As not everyone is attracted to sentences, we also need visuals, so here comes Hero Image, video or animation, a component that increases the brand trust and presents the offer in 60 to 120 seconds.

In the Benefits section, you make people want to go further, to read the whole page. Develop what you receive from the brand and encourage them to fill out the form or find out more in other sections.

2. The Call To Action (CTA) items

CTA is the section where you tell visitors what action to perform on the landing page, what action to take and where to press. Be careful not to confuse them and avoid conflicting CTAs on the same screen.

Apply a “reduction” process for CTAs at the beginning by using tools like Hotjar or Microsoft Clarity.

When you have 3 buttons, people don’t know which one to press and I don’t think you only want to access the free part of the LP. Consider the goal of the campaign.

3. Present a clear set of benefits

Talk about the brand in ways that matter to the audience, not just praise yourself. Think of your users first, as not all people look first at product specs or features, nor they care about how many hours you invested in developing the product. Consumers mainly want to know how your product or services improves their lives.

Depending on the legislation, you can have a specific or generic comparison of benefits versus competitive brands. This will make your offer stand out and increase the conversion rate.
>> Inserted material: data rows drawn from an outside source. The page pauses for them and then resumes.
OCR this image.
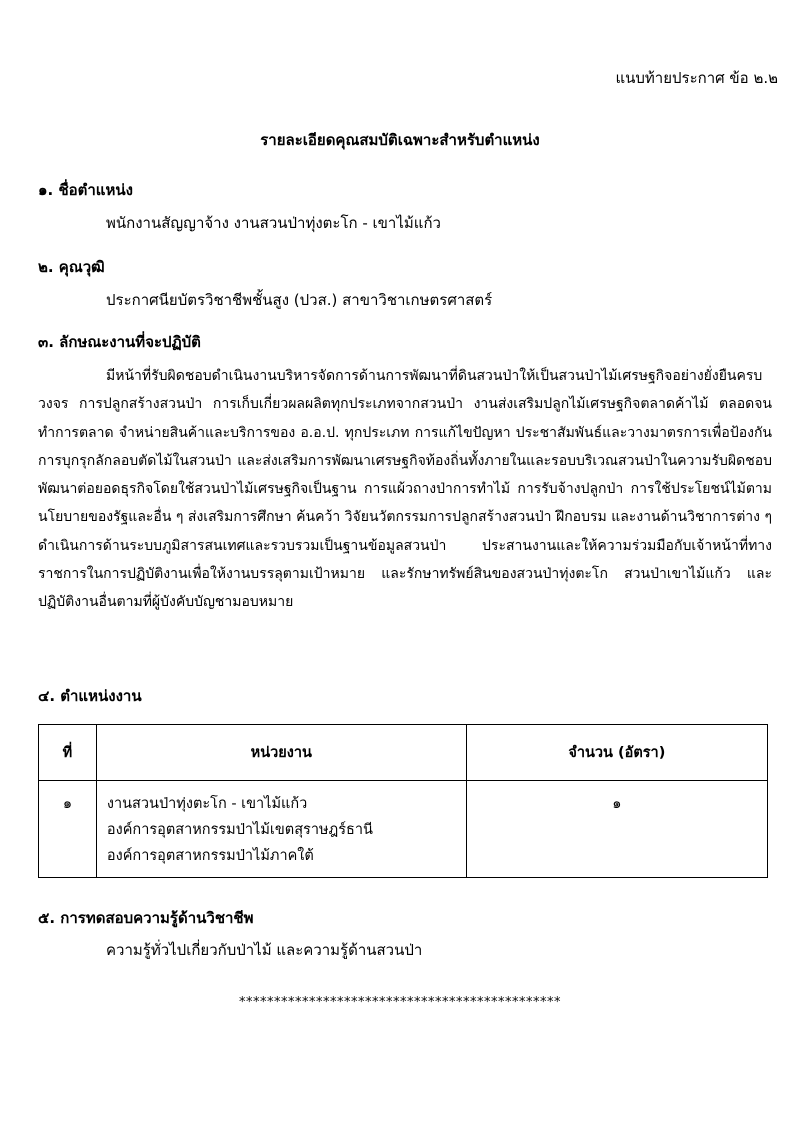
แนบท้ายประกาศ ข้อ ๒.๒
รายละเอียดคุณสมบัติเฉพาะสำหรับตำแหน่ง
๑. ชื่อตำแหน่ง
พนักงานสัญญาจ้าง งานสวนป่าทุ่งตะโก - เขาไม้แก้ว
๒. คุณวุฒิ
ประกาศนียบัตรวิชาชีพชั้นสูง (ปวส.) สาขาวิชาเกษตรศาสตร์
๓. ลักษณะงานที่จะปฏิบัติ

มีหน้าที่รับผิดชอบดำเนินงานบริหารจัดการด้านการพัฒนาที่ดินสวนป่าให้เป็นสวนป่าไม้เศรษฐกิจอย่างยั่งยืนครบวงจร การปลูกสร้างสวนป่า การเก็บเกี่ยวผลผลิตทุกประเภทจากสวนป่า งานส่งเสริมปลูกไม้เศรษฐกิจตลาดค้าไม้ ตลอดจนทำการตลาด จำหน่ายสินค้าและบริการของ อ.อ.ป. ทุกประเภท การแก้ไขปัญหา ประชาสัมพันธ์และวางมาตรการเพื่อป้องกันการบุกรุกลักลอบตัดไม้ในสวนป่า และส่งเสริมการพัฒนาเศรษฐกิจท้องถิ่นทั้งภายในและรอบบริเวณสวนป่าในความรับผิดชอบ พัฒนาต่อยอดธุรกิจโดยใช้สวนป่าไม้เศรษฐกิจเป็นฐาน การแผ้วถางป่าการทำไม้ การรับจ้างปลูกป่า การใช้ประโยชน์ไม้ตามนโยบายของรัฐและอื่น ๆ ส่งเสริมการศึกษา ค้นคว้า วิจัยนวัตกรรมการปลูกสร้างสวนป่า ฝึกอบรม และงานด้านวิชาการต่าง ๆ ดำเนินการด้านระบบภูมิสารสนเทศและรวบรวมเป็นฐานข้อมูลสวนป่า ประสานงานและให้ความร่วมมือกับเจ้าหน้าที่ทางราชการในการปฏิบัติงานเพื่อให้งานบรรลุตามเป้าหมาย และรักษาทรัพย์สินของสวนป่าทุ่งตะโก สวนป่าเขาไม้แก้ว และปฏิบัติงานอื่นตามที่ผู้บังคับบัญชามอบหมาย

๔. ตำแหน่งงาน
ที่	หน่วยงาน	จำนวน (อัตรา)
๑	งานสวนป่าทุ่งตะโก - เขาไม้แก้ว
องค์การอุตสาหกรรมป่าไม้เขตสุราษฎร์ธานี
องค์การอุตสาหกรรมป่าไม้ภาคใต้	๑
๕. การทดสอบความรู้ด้านวิชาชีพ
ความรู้ทั่วไปเกี่ยวกับป่าไม้ และความรู้ด้านสวนป่า
**********************************************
4. Show verifiable social proof

Marketing is overwhelming so people are trying always to avoid marketing materials, mainly because they want to have an ads-free digital experience or because they don’t really trust the brand or company.
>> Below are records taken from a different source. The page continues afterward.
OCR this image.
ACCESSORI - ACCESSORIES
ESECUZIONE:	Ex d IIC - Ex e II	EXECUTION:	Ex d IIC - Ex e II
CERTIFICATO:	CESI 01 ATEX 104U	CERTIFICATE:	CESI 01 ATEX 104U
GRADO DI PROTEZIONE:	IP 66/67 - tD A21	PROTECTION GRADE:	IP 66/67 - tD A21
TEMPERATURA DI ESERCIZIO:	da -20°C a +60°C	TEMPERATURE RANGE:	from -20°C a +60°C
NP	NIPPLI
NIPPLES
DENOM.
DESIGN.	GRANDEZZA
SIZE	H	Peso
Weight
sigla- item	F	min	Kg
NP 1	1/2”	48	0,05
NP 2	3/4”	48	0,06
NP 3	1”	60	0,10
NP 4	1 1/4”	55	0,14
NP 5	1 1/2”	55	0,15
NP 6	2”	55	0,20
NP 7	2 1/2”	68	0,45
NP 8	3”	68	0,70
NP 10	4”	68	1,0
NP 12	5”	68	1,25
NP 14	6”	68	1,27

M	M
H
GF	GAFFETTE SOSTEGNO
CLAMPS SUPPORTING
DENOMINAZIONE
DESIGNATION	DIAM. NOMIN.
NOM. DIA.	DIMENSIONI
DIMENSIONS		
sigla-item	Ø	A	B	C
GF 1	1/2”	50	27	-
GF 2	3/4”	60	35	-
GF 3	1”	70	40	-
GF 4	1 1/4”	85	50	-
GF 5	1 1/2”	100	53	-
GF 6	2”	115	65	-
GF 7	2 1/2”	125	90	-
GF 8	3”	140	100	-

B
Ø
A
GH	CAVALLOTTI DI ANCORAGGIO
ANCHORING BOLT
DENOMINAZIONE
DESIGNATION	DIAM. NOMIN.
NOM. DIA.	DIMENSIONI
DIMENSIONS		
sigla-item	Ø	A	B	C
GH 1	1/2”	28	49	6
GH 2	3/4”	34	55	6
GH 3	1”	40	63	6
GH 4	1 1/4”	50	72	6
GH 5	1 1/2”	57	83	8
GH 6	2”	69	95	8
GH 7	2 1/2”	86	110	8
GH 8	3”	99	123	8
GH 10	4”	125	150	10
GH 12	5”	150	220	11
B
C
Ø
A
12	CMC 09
Here testimonials can help a lot to show social proof, build legitimacy for the brand. Try to collect them only from users who have tried the product/services. Because testimonials can also be fake, try to use a trustful source such as TrustPilot.

What does trustworthy social proof look like?

Most often it includes details about the user that shares the review (location, job, name, all verifiable), pictures with the product, unboxing videos and video testimonials.

5. Closing argument

Interested visitors reach this final section naturally. If you manage it, then you have better chances to make improve conversions. Here you can add a CTA in case the users intend to procrastinate the buying decision, so you could summarize the Landing Page.

This is your last chance to get them to sign up for the form, click download, buy, click.

Test, retest and improve the landing page

As I mentioned at the beginning of this article, building a Landing Page is an empirical process. For this reason, my recommendation is to test your pages continuously,  because user intent is sometimes hard to decipher, especially for new products or services. At the same time, competition may work against you, capturing your leads through ad campaigns.

A/B Testing

A test & improve strategy is needed, alongside agile project adjustments. Try different design concepts, A/B testing, persuasive headlines, attractive colours and CTA.

Even fantastic pages can have better versions, so try to use A/B testing or Multi-armed bandits or Google Optimize (including 360 version) techniques to find alternatives. Assess the results by comparing the versions by measuring bounce rate, visits, conversion rates and revenue. Draw conclusions from the data collected and note the results. You can test how many options you find attractive to audiences.